En una ocasión acudió a la consulta una paciente, muy preocupada, porque ella creía que el tamaño de sus senos aumentaba su riesgo de padecer cáncer de mama.
Me dijo que había leído en internet que las mujeres con senos grandes tenían más probabilidades de desarrollar cáncer de mama, y su argumento fué el siguiente:
«Si mis senos son grandes, es porque tienen más células. Y si tienen más células, es más probable que se desarrolle un cáncer.»
Esta inquietud que presentaba esta paciente es perfectamente válida, debido a que la relación entre el tamaño de los senos y el riesgo de cáncer de mama sigue siendo controvertida.
Los estudios realizados hasta la actualidad son limitados por múltiples factores como su naturaleza retrospectiva, las técnicas imperfectas de medición del tamaño de las mamas y las variables de confusión. Además, la relación entre el tamaño de los senos y el riesgo de cáncer de mama puede ser complicada por otros factores, como la densidad mamaria y la edad.
Sin embargo, existen algunos aspectos curiosos e interesantes, que han sido motivo por el cual muchos de estos trabajos se han llevado a cabo y son causa para que estas creencias existan.
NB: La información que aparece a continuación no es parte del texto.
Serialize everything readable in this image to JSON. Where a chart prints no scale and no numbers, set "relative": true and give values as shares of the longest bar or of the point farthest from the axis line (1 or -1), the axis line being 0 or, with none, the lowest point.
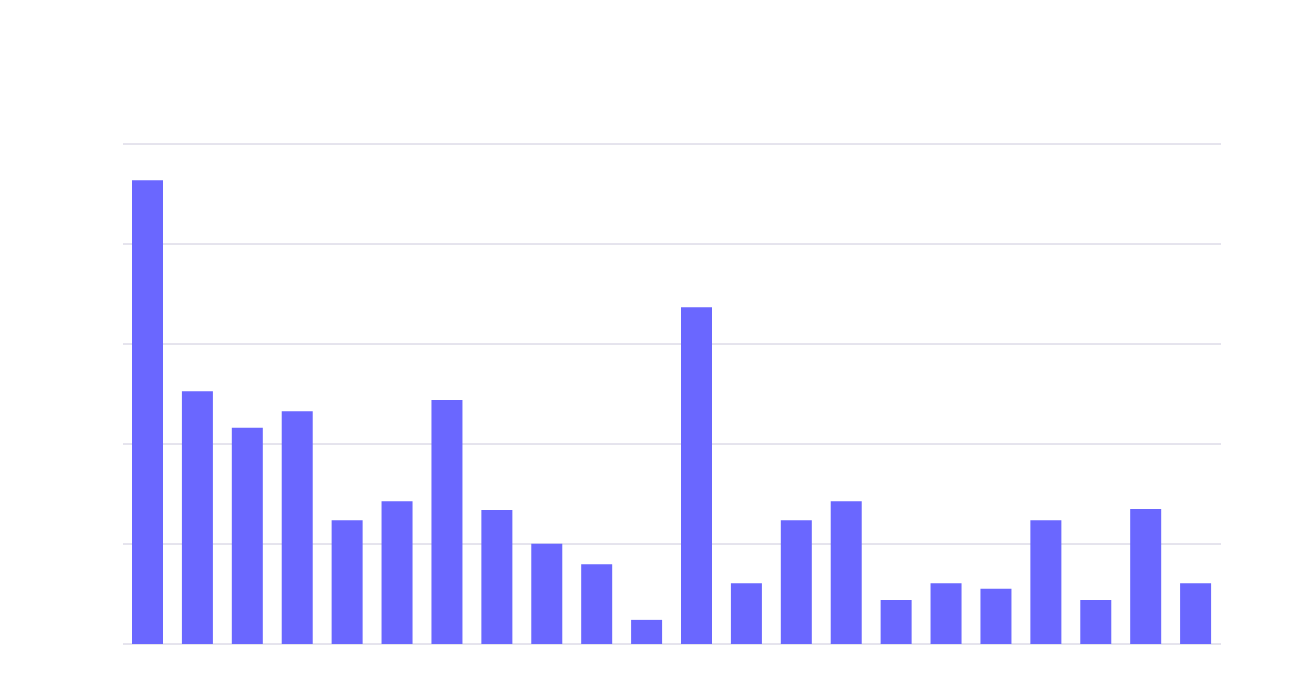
{
  "chart_data": {
    "type": "bar",
    "relative": true,
    "grid": "y",
    "color": "#6a67ff",
    "categories": [
      null,
      null,
      null,
      null,
      null,
      null,
      null,
      null,
      null,
      null,
      null,
      null,
      null,
      null,
      null,
      null,
      null,
      null,
      null,
      null,
      null,
      null
    ],
    "values": [
      1,
      0.545,
      0.466,
      0.502,
      0.267,
      0.308,
      0.526,
      0.289,
      0.216,
      0.172,
      0.052,
      0.726,
      0.131,
      0.267,
      0.308,
      0.095,
      0.131,
      0.119,
      0.267,
      0.095,
      0.291,
      0.131
    ]
  }
}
Por ejemplo, observaciones realizadas en el inicio de la década de los años sesenta en mujeres japonesas, que residían en japón, se obtuvo como resultado que existía una baja incidencia de cáncer de mama, siendo este menor número de casos atribuido al tamaño reducido de los senos de estas mujeres (1).
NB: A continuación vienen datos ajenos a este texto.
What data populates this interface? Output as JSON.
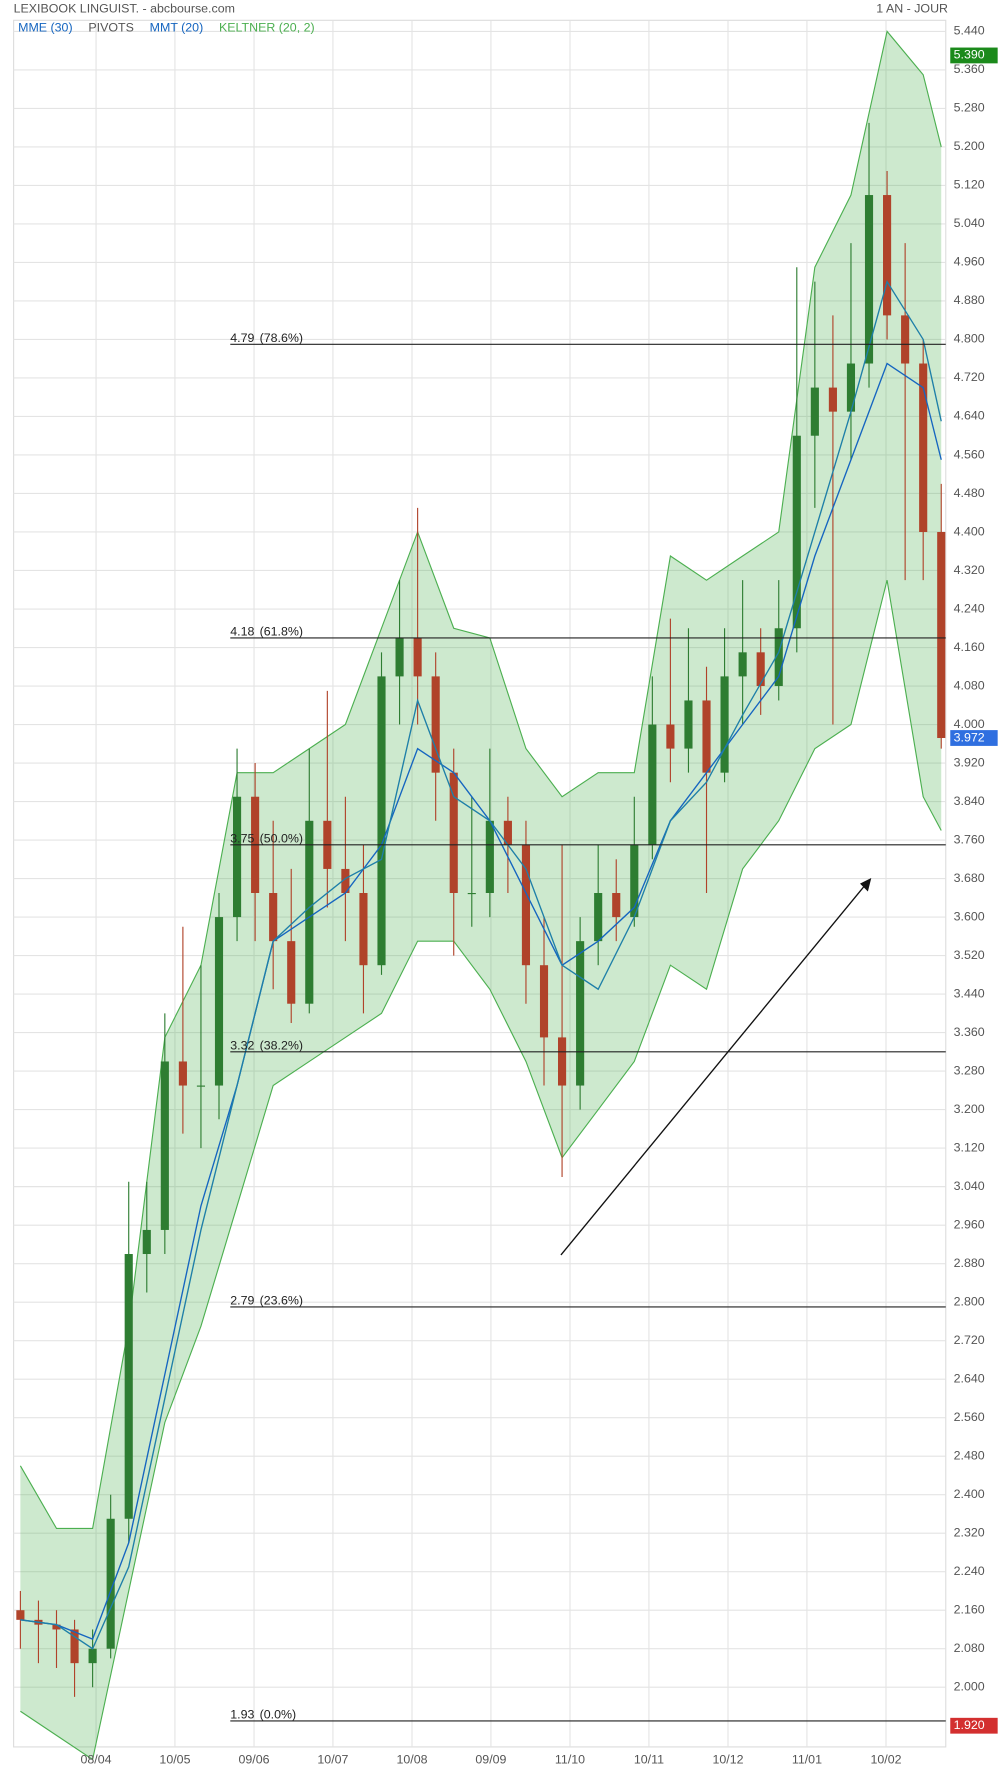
{
  "chart_data": {
    "type": "candlestick",
    "title": "LEXIBOOK LINGUIST. - abcbourse.com",
    "period": "1 AN - JOUR",
    "legend": [
      {
        "name": "MME (30)",
        "color": "#1565c0"
      },
      {
        "name": "PIVOTS",
        "color": "#555555"
      },
      {
        "name": "MMT (20)",
        "color": "#1565c0"
      },
      {
        "name": "KELTNER (20, 2)",
        "color": "#4caf50"
      }
    ],
    "up_color": "#2e7d32",
    "down_color": "#b0432a",
    "xlim": [
      -0.375,
      51.25
    ],
    "xticks": [
      {
        "value": 4.19,
        "label": "08/04"
      },
      {
        "value": 8.56,
        "label": "10/05"
      },
      {
        "value": 12.94,
        "label": "09/06"
      },
      {
        "value": 17.31,
        "label": "10/07"
      },
      {
        "value": 21.69,
        "label": "10/08"
      },
      {
        "value": 26.06,
        "label": "09/09"
      },
      {
        "value": 30.44,
        "label": "11/10"
      },
      {
        "value": 34.81,
        "label": "10/11"
      },
      {
        "value": 39.19,
        "label": "10/12"
      },
      {
        "value": 43.56,
        "label": "11/01"
      },
      {
        "value": 47.94,
        "label": "10/02"
      }
    ],
    "ylim": [
      1.876,
      5.463
    ],
    "yticks": [
      {
        "value": 5.44,
        "label": "5.440"
      },
      {
        "value": 5.36,
        "label": "5.360"
      },
      {
        "value": 5.28,
        "label": "5.280"
      },
      {
        "value": 5.2,
        "label": "5.200"
      },
      {
        "value": 5.12,
        "label": "5.120"
      },
      {
        "value": 5.04,
        "label": "5.040"
      },
      {
        "value": 4.96,
        "label": "4.960"
      },
      {
        "value": 4.88,
        "label": "4.880"
      },
      {
        "value": 4.8,
        "label": "4.800"
      },
      {
        "value": 4.72,
        "label": "4.720"
      },
      {
        "value": 4.64,
        "label": "4.640"
      },
      {
        "value": 4.56,
        "label": "4.560"
      },
      {
        "value": 4.48,
        "label": "4.480"
      },
      {
        "value": 4.4,
        "label": "4.400"
      },
      {
        "value": 4.32,
        "label": "4.320"
      },
      {
        "value": 4.24,
        "label": "4.240"
      },
      {
        "value": 4.16,
        "label": "4.160"
      },
      {
        "value": 4.08,
        "label": "4.080"
      },
      {
        "value": 4,
        "label": "4.000"
      },
      {
        "value": 3.92,
        "label": "3.920"
      },
      {
        "value": 3.84,
        "label": "3.840"
      },
      {
        "value": 3.76,
        "label": "3.760"
      },
      {
        "value": 3.68,
        "label": "3.680"
      },
      {
        "value": 3.6,
        "label": "3.600"
      },
      {
        "value": 3.52,
        "label": "3.520"
      },
      {
        "value": 3.44,
        "label": "3.440"
      },
      {
        "value": 3.36,
        "label": "3.360"
      },
      {
        "value": 3.28,
        "label": "3.280"
      },
      {
        "value": 3.2,
        "label": "3.200"
      },
      {
        "value": 3.12,
        "label": "3.120"
      },
      {
        "value": 3.04,
        "label": "3.040"
      },
      {
        "value": 2.96,
        "label": "2.960"
      },
      {
        "value": 2.88,
        "label": "2.880"
      },
      {
        "value": 2.8,
        "label": "2.800"
      },
      {
        "value": 2.72,
        "label": "2.720"
      },
      {
        "value": 2.64,
        "label": "2.640"
      },
      {
        "value": 2.56,
        "label": "2.560"
      },
      {
        "value": 2.48,
        "label": "2.480"
      },
      {
        "value": 2.4,
        "label": "2.400"
      },
      {
        "value": 2.32,
        "label": "2.320"
      },
      {
        "value": 2.24,
        "label": "2.240"
      },
      {
        "value": 2.16,
        "label": "2.160"
      },
      {
        "value": 2.08,
        "label": "2.080"
      },
      {
        "value": 2,
        "label": "2.000"
      }
    ],
    "grid": true,
    "badges": [
      {
        "value": 5.39,
        "label": "5.390",
        "color": "#1b8a1b"
      },
      {
        "value": 3.972,
        "label": "3.972",
        "color": "#2f6fe0"
      },
      {
        "value": 1.92,
        "label": "1.920",
        "color": "#d32f2f"
      }
    ],
    "fibonacci": [
      {
        "value": 4.79,
        "pct": 78.6,
        "pct_label": "(78.6%)"
      },
      {
        "value": 4.18,
        "pct": 61.8,
        "pct_label": "(61.8%)"
      },
      {
        "value": 3.75,
        "pct": 50.0,
        "pct_label": "(50.0%)"
      },
      {
        "value": 3.32,
        "pct": 38.2,
        "pct_label": "(38.2%)"
      },
      {
        "value": 2.79,
        "pct": 23.6,
        "pct_label": "(23.6%)"
      },
      {
        "value": 1.93,
        "pct": 0.0,
        "pct_label": "(0.0%)"
      }
    ],
    "candles": [
      [
        2.16,
        2.2,
        2.08,
        2.14
      ],
      [
        2.14,
        2.18,
        2.05,
        2.13
      ],
      [
        2.13,
        2.16,
        2.04,
        2.12
      ],
      [
        2.12,
        2.14,
        1.98,
        2.05
      ],
      [
        2.05,
        2.12,
        2.0,
        2.08
      ],
      [
        2.08,
        2.4,
        2.06,
        2.35
      ],
      [
        2.35,
        3.05,
        2.3,
        2.9
      ],
      [
        2.9,
        3.05,
        2.82,
        2.95
      ],
      [
        2.95,
        3.4,
        2.9,
        3.3
      ],
      [
        3.3,
        3.58,
        3.15,
        3.25
      ],
      [
        3.25,
        3.5,
        3.12,
        3.25
      ],
      [
        3.25,
        3.65,
        3.18,
        3.6
      ],
      [
        3.6,
        3.95,
        3.55,
        3.85
      ],
      [
        3.85,
        3.92,
        3.55,
        3.65
      ],
      [
        3.65,
        3.8,
        3.45,
        3.55
      ],
      [
        3.55,
        3.7,
        3.38,
        3.42
      ],
      [
        3.42,
        3.95,
        3.4,
        3.8
      ],
      [
        3.8,
        4.07,
        3.62,
        3.7
      ],
      [
        3.7,
        3.85,
        3.55,
        3.65
      ],
      [
        3.65,
        3.75,
        3.4,
        3.5
      ],
      [
        3.5,
        4.15,
        3.48,
        4.1
      ],
      [
        4.1,
        4.3,
        4.0,
        4.18
      ],
      [
        4.18,
        4.45,
        4.0,
        4.1
      ],
      [
        4.1,
        4.15,
        3.8,
        3.9
      ],
      [
        3.9,
        3.95,
        3.52,
        3.65
      ],
      [
        3.65,
        3.85,
        3.58,
        3.65
      ],
      [
        3.65,
        3.95,
        3.6,
        3.8
      ],
      [
        3.8,
        3.85,
        3.65,
        3.75
      ],
      [
        3.75,
        3.8,
        3.42,
        3.5
      ],
      [
        3.5,
        3.6,
        3.25,
        3.35
      ],
      [
        3.35,
        3.75,
        3.06,
        3.25
      ],
      [
        3.25,
        3.6,
        3.2,
        3.55
      ],
      [
        3.55,
        3.75,
        3.5,
        3.65
      ],
      [
        3.65,
        3.72,
        3.55,
        3.6
      ],
      [
        3.6,
        3.85,
        3.58,
        3.75
      ],
      [
        3.75,
        4.1,
        3.72,
        4.0
      ],
      [
        4.0,
        4.22,
        3.88,
        3.95
      ],
      [
        3.95,
        4.2,
        3.9,
        4.05
      ],
      [
        4.05,
        4.12,
        3.65,
        3.9
      ],
      [
        3.9,
        4.2,
        3.88,
        4.1
      ],
      [
        4.1,
        4.3,
        4.0,
        4.15
      ],
      [
        4.15,
        4.2,
        4.02,
        4.08
      ],
      [
        4.08,
        4.3,
        4.05,
        4.2
      ],
      [
        4.2,
        4.95,
        4.15,
        4.6
      ],
      [
        4.6,
        4.92,
        4.45,
        4.7
      ],
      [
        4.7,
        4.85,
        4.0,
        4.65
      ],
      [
        4.65,
        5.0,
        4.55,
        4.75
      ],
      [
        4.75,
        5.25,
        4.7,
        5.1
      ],
      [
        5.1,
        5.15,
        4.8,
        4.85
      ],
      [
        4.85,
        5.0,
        4.3,
        4.75
      ],
      [
        4.75,
        4.8,
        4.3,
        4.4
      ],
      [
        4.4,
        4.5,
        3.95,
        3.972
      ]
    ],
    "x": [
      0,
      2,
      4,
      6,
      8,
      10,
      12,
      14,
      16,
      18,
      20,
      22,
      24,
      26,
      28,
      30,
      32,
      34,
      36,
      38,
      40,
      42,
      44,
      46,
      48,
      50,
      51
    ],
    "series": [
      {
        "name": "KELTNER (20, 2)",
        "color": "#4caf50",
        "values": [
          2.46,
          2.33,
          2.33,
          2.75,
          3.35,
          3.5,
          3.9,
          3.9,
          3.95,
          4.0,
          4.2,
          4.4,
          4.2,
          4.18,
          3.95,
          3.85,
          3.9,
          3.9,
          4.35,
          4.3,
          4.35,
          4.4,
          4.95,
          5.1,
          5.44,
          5.35,
          5.2
        ]
      },
      {
        "name": "KELTNER (20, 2)",
        "color": "#4caf50",
        "values": [
          1.95,
          1.9,
          1.85,
          2.2,
          2.55,
          2.75,
          3.0,
          3.25,
          3.3,
          3.35,
          3.4,
          3.55,
          3.55,
          3.45,
          3.3,
          3.1,
          3.2,
          3.3,
          3.5,
          3.45,
          3.7,
          3.8,
          3.95,
          4.0,
          4.3,
          3.85,
          3.78
        ]
      },
      {
        "name": "MME (30)",
        "color": "#1565c0",
        "values": [
          2.14,
          2.13,
          2.1,
          2.3,
          2.65,
          3.0,
          3.25,
          3.55,
          3.6,
          3.65,
          3.75,
          3.95,
          3.9,
          3.8,
          3.65,
          3.5,
          3.55,
          3.62,
          3.8,
          3.9,
          4.0,
          4.1,
          4.35,
          4.55,
          4.75,
          4.7,
          4.55
        ]
      },
      {
        "name": "MMT (20)",
        "color": "#1e7fa8",
        "values": [
          2.14,
          2.13,
          2.08,
          2.25,
          2.6,
          2.95,
          3.25,
          3.55,
          3.62,
          3.68,
          3.72,
          4.05,
          3.85,
          3.8,
          3.7,
          3.5,
          3.45,
          3.6,
          3.8,
          3.88,
          4.02,
          4.15,
          4.4,
          4.65,
          4.92,
          4.8,
          4.63
        ]
      }
    ]
  }
}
Otro dato curioso, es que el cáncer se desarrolla con más frecuencia en la mama izquierda, que suele ser más grande que la derecha (1).
La incidencia de cáncer de mama también fué menor en las mujeres sometidas a mamoplastia de aumento, debido a que probablemente tenían un menor tamaño en los senos (1).
Cuando se evalúa lo contrario, la mamoplastia reductora, se han obteniéndo resultados en los que disminuye el riesgo de cáncer de mama (2).
Incluso el uso de sostén o sujetador también fue estudiado, como una manera indirecta de evaluar el tamaño de las mamas, observándose que las mujeres que no llevaban sujetador tenían la mitad de riesgo de padecer cáncer de mama (2).
Si a todo esto le añadimos la naturaleza hereditaria del tamaño de las mamas, existen investigaciones que identificaron variantes genéticas que afectan tanto al tamaño como al riesgo (2).
Todo esto no quiere decir que si usted tiene los senos grandes necesita de una cirugía para reducir su tamaño para evitar un cáncer de mama en el futuro, simplemente debe seguir las recomendaciones que habitualmente se hacen -autoexamen mamario, controles periódicos, mamografía si está en edad de ser realizada, etc-.
Y quizás para brindar un poco más de tranquilidad a todo lo anteriormente expresado, piense que las calculadoras utilizadas actualmente para establecer el riesgo de padecer cáncer de mama, en ninguna se toma en cuenta el tamaño de la mama (3).
Volviendo a la historia de la paciente que acudió a la consulta…
Entiendo su preocupación – le dije -. Pero, en realidad, el tamaño de los senos no es un factor de riesgo determinante para el cáncer de mama. Hay otros factores más importantes, como la edad, la historia familiar o los antecedentes personales de cáncer.
La paciente se sintió aliviada al escuchar esto y me agradeció por aclarar sus dudas.
Esta historia ilustra la importancia de la educación y la información precisa en la prevención y el tratamiento del cáncer de mama. Aunque es comprensible que las personas se preocupen por su salud y busquen respuestas en línea, es importante que confíen en fuentes confiables y basadas en evidencia para obtener información precisa y actualizada.